La polisemia del concetto di patrimonio genera difficoltà pratiche nei dialoghi in cui la parola è protagonista, sia al momento di adottare e discutere posizioni, sia quando si propongono sviluppi che, in un modo o nell’altro, lo riguardano. Il patrimonio si costituisce come parte di un campo rilevante di dispute e propositi in cui diversi attori possono cercare di rappresentare e interpretare prospettive sia personali che settoriali, in cui l’uso del significato scelto è testimonianza di una posizione e intenzionalità la cui portata supera di gran lunga tutto ciò che coinvolge direttamente i beni patrimoniali in questione in ogni contesto e circostanza particolare. Di solito, le diverse pretese di impegno sui beni patrimoniali di una società si presentano simultaneamente, per cui le controversie spesso raggiungono proporzioni considerevoli.

Questa situazione si presenta ripetutamente da parte della crescente mercantilizzazione della cultura (sostenuta molte volte da argomenti associati alla tradizione e alle tracce del passato) che è guidata da proposte intorno al turismo; l’uso dei beni patrimoniali come argomento per sostenere diritti che sorgono da posizioni identitarie (nel caso del nazionalismo e dell’indigenismo) e la loro valorizzazione come un fattore importante per lo sviluppo economico e la qualità della vita della popolazione (assegnando e condizionando spazi per il suo uso pubblico condiviso).

Memoria, identità, patrimonio
Le difficoltà provocate dalla diversità d’uso e d’interpretazione del concetto di patrimonio sono accresciute dalla stretta associazione che molto spesso gli si assegna con le nozioni di memoria e d’identità, ognuna delle quali riceve una iscrizione a varianti di significato che convergono con quelle generate intorno alle rappresentazioni sociali del complesso dei beni culturali e naturali.

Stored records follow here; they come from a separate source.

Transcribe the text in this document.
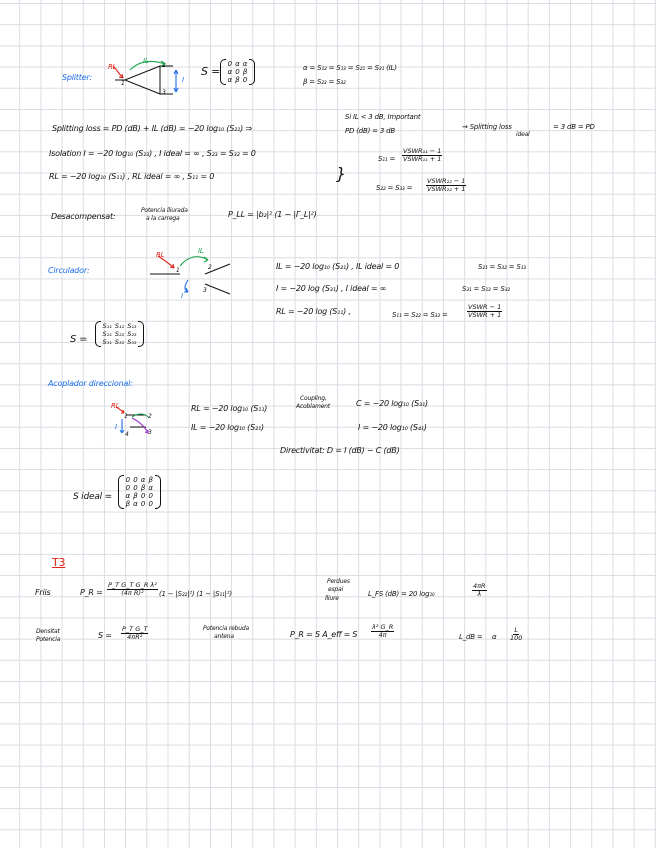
Splitter:
RL
IL
I
1
3
S =
0	α	α
α	0	β
α	β	0
α = S₁₂ = S₁₃ = S₂₁ = S₃₁ (IL)
β = S₂₃ = S₃₂
Splitting loss = PD (dB) + IL (dB) = −20 log₁₀ (S₂₁) ⇒
Si IL < 3 dB, Important
PD (dB) = 3 dB	⇝ Splitting loss
ideal
= 3 dB = PD
Isolation I = −20 log₁₀ (S₂₃) , I ideal = ∞ , S₂₃ = S₃₂ = 0
RL = −20 log₁₀ (S₁₁) , RL ideal = ∞ , S₁₁ = 0	}
S₁₁ =
VSWR₁₁ − 1
VSWR₁₁ + 1
S₂₂ = S₃₃ =
VSWR₂₂ − 1
VSWR₂₂ + 1
Desacompensat:
Potencia lliurada
a la carrega	P_LL = |b₂|² (1 − |Γ_L|²)
Circulador:
RL	IL
I
1	2
3
IL = −20 log₁₀ (S₂₁) , IL ideal = 0	S₂₁ = S₃₂ = S₁₃
I = −20 log (S₃₁) , I ideal = ∞	S₃₁ = S₁₃ = S₃₂
RL = −20 log (S₁₁) ,	S₁₁ = S₂₂ = S₃₃ =
VSWR − 1
VSWR + 1
S =
S₁₁	S₁₂	S₁₃
S₂₁	S₂₂	S₂₃
S₃₁	S₃₂	S₃₃
Acoplador direccional:
RL
I
1	2
3
4
RL = −20 log₁₀ (S₁₁)
IL = −20 log₁₀ (S₂₁)
Coupling,
Acoblament	C = −20 log₁₀ (S₃₁)
I = −20 log₁₀ (S₄₁)
Directivitat: D = I (dB) − C (dB)
S ideal =
0	0	α	β
0	0	β	α
α	β	0	0
β	α	0	0
T3
Friis	P_R = $\frac{\text{P\_T G\_T G\_R λ²}}{\text{(4π R)²}} (1 - |S_{22}|^2) (1 - |S_{11}|^2)$
Perdues
espai
lliure
L_FS (dB) = 20 log₁₀	$\frac{4\pi R}{\lambda}$
Densitat
Potencia	$S = \frac{\text{P\_T G\_T}}{\text{4πR²}}$	Potencia rebuda
antena	P_R = S A_eff = S $\frac{\text{λ² G\_R}}{4\pi}$	L_dB = α $\frac{L}{100}$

Memoria, identità e patrimonio si sostengono e si alimentano reciprocamente come principali fonti argomentative dei frequenti programmi e dibattiti pubblici che trattano questioni relative a situazioni e beni associati al loro passato in un determinato territorio. Anche se si riconoscono significati di carattere individuale per ognuna di queste categorie, per il tema che ci interessa in tutti e tre i casi il riferimento riguarda il significato collettivo (o comunitario) che si attribuisce a queste espressioni.

Il patrimonio proprietà collettiva
L’atomizzazione dei significati dati al patrimonio, nella sua accezione di proprietà collettiva, è un ulteriore riflesso delle tensioni e considerazioni che si generano intorno a ciò che si intende come il bene comune della cittadinanza. Nella nostra società, i servizi pubblici indispensabili (come trasporto, elettricità, acqua potabile, salute, giustizia, educazione) hanno ruoli chiaramente assegnati di fornitore/consumatore e, con essi, i meccanismi che creano il flusso di denaro e la distribuzione delle responsabilità. Al contrario, in tutto ciò che è associato ai beni patrimoniali, le responsabilità e le attribuzioni sono sfocate e si risolvono caso per caso in modo aleatorio a seconda delle circostanze e contesti.

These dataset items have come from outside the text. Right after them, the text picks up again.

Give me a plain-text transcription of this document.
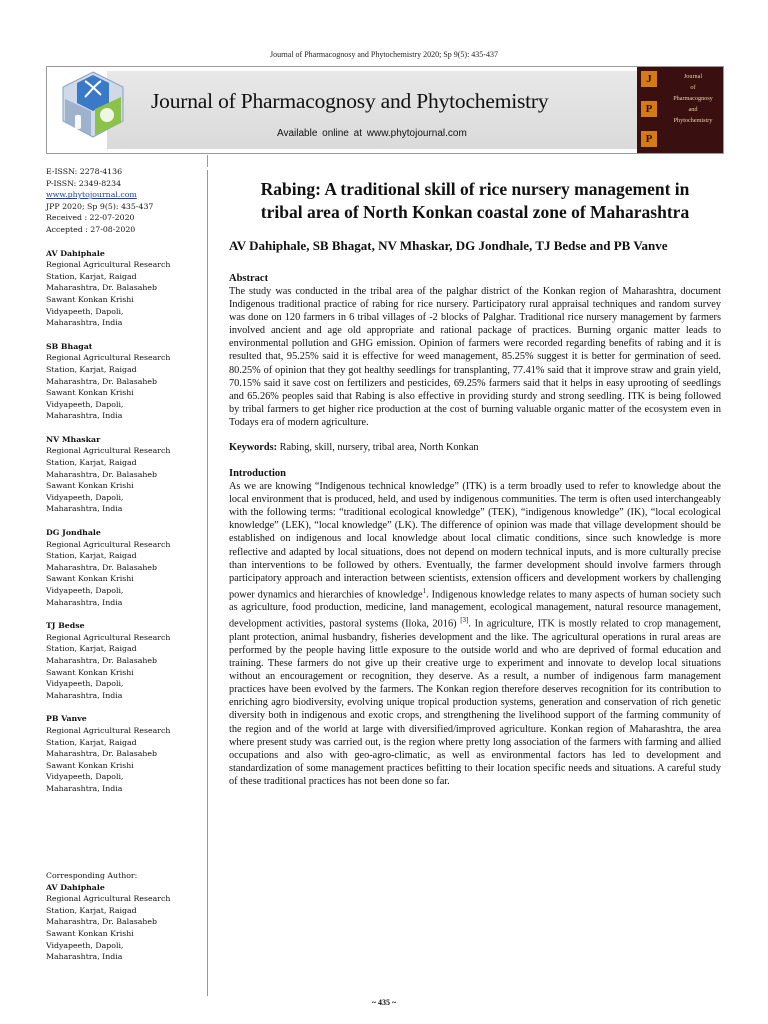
Journal of Pharmacognosy and Phytochemistry 2020; Sp 9(5): 435-437
Journal of Pharmacognosy and Phytochemistry
Available online at www.phytojournal.com
J
P
P
Journal
of
Pharmacognosy
and
Phytochemistry
E-ISSN: 2278-4136
P-ISSN: 2349-8234
www.phytojournal.com
JPP 2020; Sp 9(5): 435-437
Received : 22-07-2020
Accepted : 27-08-2020
AV Dahiphale
Regional Agricultural Research
Station, Karjat, Raigad
Maharashtra, Dr. Balasaheb
Sawant Konkan Krishi
Vidyapeeth, Dapoli,
Maharashtra, India
SB Bhagat
Regional Agricultural Research
Station, Karjat, Raigad
Maharashtra, Dr. Balasaheb
Sawant Konkan Krishi
Vidyapeeth, Dapoli,
Maharashtra, India
NV Mhaskar
Regional Agricultural Research
Station, Karjat, Raigad
Maharashtra, Dr. Balasaheb
Sawant Konkan Krishi
Vidyapeeth, Dapoli,
Maharashtra, India
DG Jondhale
Regional Agricultural Research
Station, Karjat, Raigad
Maharashtra, Dr. Balasaheb
Sawant Konkan Krishi
Vidyapeeth, Dapoli,
Maharashtra, India
TJ Bedse
Regional Agricultural Research
Station, Karjat, Raigad
Maharashtra, Dr. Balasaheb
Sawant Konkan Krishi
Vidyapeeth, Dapoli,
Maharashtra, India
PB Vanve
Regional Agricultural Research
Station, Karjat, Raigad
Maharashtra, Dr. Balasaheb
Sawant Konkan Krishi
Vidyapeeth, Dapoli,
Maharashtra, India
Corresponding Author:
AV Dahiphale
Regional Agricultural Research
Station, Karjat, Raigad
Maharashtra, Dr. Balasaheb
Sawant Konkan Krishi
Vidyapeeth, Dapoli,
Maharashtra, India
Rabing: A traditional skill of rice nursery management in tribal area of North Konkan coastal zone of Maharashtra
AV Dahiphale, SB Bhagat, NV Mhaskar, DG Jondhale, TJ Bedse and PB Vanve
Abstract

The study was conducted in the tribal area of the palghar district of the Konkan region of Maharashtra, document Indigenous traditional practice of rabing for rice nursery. Participatory rural appraisal techniques and random survey was done on 120 farmers in 6 tribal villages of -2 blocks of Palghar. Traditional rice nursery management by farmers involved ancient and age old appropriate and rational package of practices. Burning organic matter leads to environmental pollution and GHG emission. Opinion of farmers were recorded regarding benefits of rabing and it is resulted that, 95.25% said it is effective for weed management, 85.25% suggest it is better for germination of seed. 80.25% of opinion that they got healthy seedlings for transplanting, 77.41% said that it improve straw and grain yield, 70.15% said it save cost on fertilizers and pesticides, 69.25% farmers said that it helps in easy uprooting of seedlings and 65.26% peoples said that Rabing is also effective in providing sturdy and strong seedling. ITK is being followed by tribal farmers to get higher rice production at the cost of burning valuable organic matter of the ecosystem even in Todays era of modern agriculture.

Keywords: Rabing, skill, nursery, tribal area, North Konkan
Introduction

As we are knowing “Indigenous technical knowledge” (ITK) is a term broadly used to refer to knowledge about the local environment that is produced, held, and used by indigenous communities. The term is often used interchangeably with the following terms: “traditional ecological knowledge” (TEK), “indigenous knowledge” (IK), “local ecological knowledge” (LEK), “local knowledge” (LK). The difference of opinion was made that village development should be established on indigenous and local knowledge about local climatic conditions, since such knowledge is more reflective and adapted by local situations, does not depend on modern technical inputs, and is more culturally precise than interventions to be followed by others. Eventually, the farmer development should involve farmers through participatory approach and interaction between scientists, extension officers and development workers by challenging power dynamics and hierarchies of knowledge$^1$. Indigenous knowledge relates to many aspects of human society such as agriculture, food production, medicine, land management, ecological management, natural resource management, development activities, pastoral systems (Iloka, 2016) [3]. In agriculture, ITK is mostly related to crop management, plant protection, animal husbandry, fisheries development and the like. The agricultural operations in rural areas are performed by the people having little exposure to the outside world and who are deprived of formal education and training. These farmers do not give up their creative urge to experiment and innovate to develop local situations without an encouragement or recognition, they deserve. As a result, a number of indigenous farm management practices have been evolved by the farmers. The Konkan region therefore deserves recognition for its contribution to enriching agro biodiversity, evolving unique tropical production systems, generation and conservation of rich genetic diversity both in indigenous and exotic crops, and strengthening the livelihood support of the farming community of the region and of the world at large with diversified/improved agriculture. Konkan region of Maharashtra, the area where present study was carried out, is the region where pretty long association of the farmers with farming and allied occupations and also with geo-agro-climatic, as well as environmental factors has led to development and standardization of some management practices befitting to their location specific needs and situations. A careful study of these traditional practices has not been done so far.

~ 435 ~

La rilevanza sociale del patrimonio
La maggior parte delle possibili attivazioni e gestioni dei beni di interesse patrimoniale restano in una prolungata situazione indefinita che può diventare definitiva. Lo spazio limitato che la società del nostro tempo concede per condividere i beni in modo collettivo, proiettati verso l’interesse e il bene comune, costituisce il tallone d’Achille della gestione patrimoniale che, paradossalmente, è l’argomento che compone la base discorsiva che giustifica la sua presunta grande rilevanza sociale.
In conclusione, i confini specifici della gestione del patrimonio in un distretto fanno parte delle espressioni con cui si manifestano ideologie e poteri dominanti, per cui la loro conoscenza costituisce anche una vasta analisi della situazione della società nel suo insieme.